Well, there you have it. Had Hitler just taken care of his diet, he could have lived to be 114 years old and Germany would never have been defeated in the war.
To be clear, I’m not mocking clean and healthy eating. It’s the presumptuous, high-handed, anti-science nutritional extremism that deserves criticism. “Good health,” unlike vegetarianism, is not a moral issue. And this isn’t a phenomenon limited to the 60s, or some old fashioned white nonsense — people are still fighting over whether or not it’s safe to eat wheat, dairy, soy, meat, sugar, white flour, dyes, preservatives, salt, corn syrup, sugar and so on, when maybe the wisest course of action is to focus on the food on your own plate.

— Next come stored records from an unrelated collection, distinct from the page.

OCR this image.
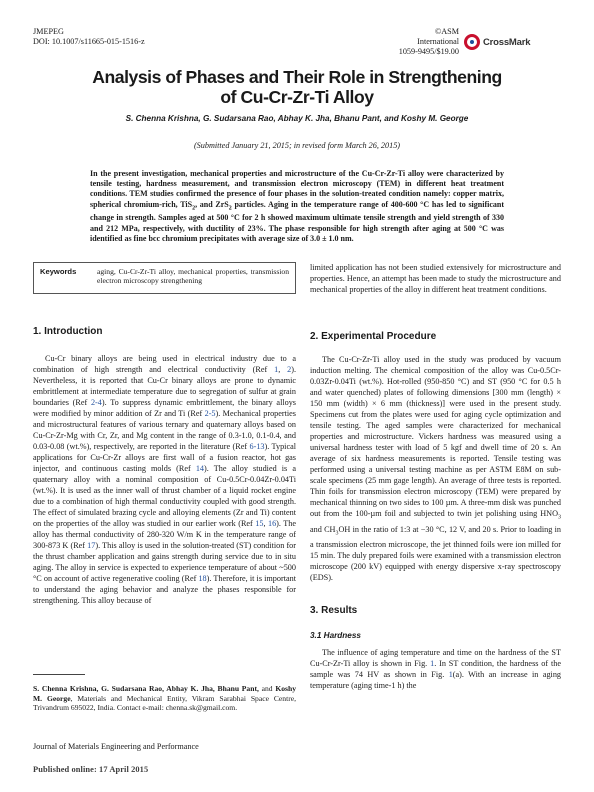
JMEPEG
DOI: 10.1007/s11665-015-1516-z
©ASM International
1059-9495/$19.00
CrossMark
Analysis of Phases and Their Role in Strengthening
of Cu-Cr-Zr-Ti Alloy
S. Chenna Krishna, G. Sudarsana Rao, Abhay K. Jha, Bhanu Pant, and Koshy M. George
(Submitted January 21, 2015; in revised form March 26, 2015)
In the present investigation, mechanical properties and microstructure of the Cu-Cr-Zr-Ti alloy were characterized by tensile testing, hardness measurement, and transmission electron microscopy (TEM) in different heat treatment conditions. TEM studies confirmed the presence of four phases in the solution-treated condition namely: copper matrix, spherical chromium-rich, TiS$_2$, and ZrS$_2$ particles. Aging in the temperature range of 400-600 °C has led to significant change in strength. Samples aged at 500 °C for 2 h showed maximum ultimate tensile strength and yield strength of 330 and 212 MPa, respectively, with ductility of 23%. The phase responsible for high strength after aging at 500 °C was identified as fine bcc chromium precipitates with average size of 3.0 ± 1.0 nm.
Keywords	aging, Cu-Cr-Zr-Ti alloy, mechanical properties, transmission electron microscopy strengthening
1. Introduction
Cu-Cr binary alloys are being used in electrical industry due to a combination of high strength and electrical conductivity (Ref 1, 2). Nevertheless, it is reported that Cu-Cr binary alloys are prone to dynamic embrittlement at intermediate temperature due to segregation of sulfur at grain boundaries (Ref 2-4). To suppress dynamic embrittlement, the binary alloys were modified by minor addition of Zr and Ti (Ref 2-5). Mechanical properties and microstructural features of various ternary and quaternary alloys based on Cu-Cr-Zr-Mg with Cr, Zr, and Mg content in the range of 0.3-1.0, 0.1-0.4, and 0.03-0.08 (wt.%), respectively, are reported in the literature (Ref 6-13). Typical applications for Cu-Cr-Zr alloys are first wall of a fusion reactor, hot gas injector, and continuous casting molds (Ref 14). The alloy studied is a quaternary alloy with a nominal composition of Cu-0.5Cr-0.04Zr-0.04Ti (wt.%). It is used as the inner wall of thrust chamber of a liquid rocket engine due to a combination of high thermal conductivity coupled with good strength. The effect of simulated brazing cycle and alloying elements (Zr and Ti) content on the properties of the alloy was studied in our earlier work (Ref 15, 16). The alloy has thermal conductivity of 280-320 W/m K in the temperature range of 300-873 K (Ref 17). This alloy is used in the solution-treated (ST) condition for the thrust chamber application and gains strength during service due to in situ aging. The alloy in service is expected to experience temperature of about ~500 °C on account of active regenerative cooling (Ref 18). Therefore, it is important to understand the aging behavior and analyze the phases responsible for strengthening. This alloy because of
S. Chenna Krishna, G. Sudarsana Rao, Abhay K. Jha, Bhanu Pant, and Koshy M. George, Materials and Mechanical Entity, Vikram Sarabhai Space Centre, Trivandrum 695022, India. Contact e-mail: chenna.sk@gmail.com.
Journal of Materials Engineering and Performance
Published online: 17 April 2015
limited application has not been studied extensively for microstructure and properties. Hence, an attempt has been made to study the microstructure and mechanical properties of the alloy in different heat treatment conditions.
2. Experimental Procedure
The Cu-Cr-Zr-Ti alloy used in the study was produced by vacuum induction melting. The chemical composition of the alloy was Cu-0.5Cr-0.03Zr-0.04Ti (wt.%). Hot-rolled (950-850 °C) and ST (950 °C for 0.5 h and water quenched) plates of following dimensions [300 mm (length) × 150 mm (width) × 6 mm (thickness)] were used in the present study. Specimens cut from the plates were used for aging cycle optimization and tensile testing. The aged samples were characterized for mechanical properties and microstructure. Vickers hardness was measured using a universal hardness tester with load of 5 kgf and dwell time of 20 s. An average of six hardness measurements is reported. Tensile testing was performed using a universal testing machine as per ASTM E8M on sub-scale specimens (25 mm gage length). An average of three tests is reported. Thin foils for transmission electron microscopy (TEM) were prepared by mechanical thinning on two sides to 100 µm. A three-mm disk was punched out from the 100-µm foil and subjected to twin jet polishing using $HNO_3$ and $CH_3OH$ in the ratio of 1:3 at −30 °C, 12 V, and 20 s. Prior to loading in a transmission electron microscope, the jet thinned foils were ion milled for 15 min. The duly prepared foils were examined with a transmission electron microscope (200 kV) equipped with energy dispersive x-ray spectroscopy (EDS).
3. Results
3.1 Hardness
The influence of aging temperature and time on the hardness of the ST Cu-Cr-Zr-Ti alloy is shown in Fig. 1. In ST condition, the hardness of the sample was 74 HV as shown in Fig. 1(a). With an increase in aging temperature (aging time-1 h) the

To recommend that people think about what they are eating is normally a safe, well-intentioned message. The message in this book is blurred, however, by the fact that whatever safe substance the author is surviving on – probably rain water he gathers in the palms of his hands, grain alcohol and assorted leaves – is depleting his brain of the necessary fats and sugars required to make a calm and reasonable argument.
Available used on Amazon for 69 cents.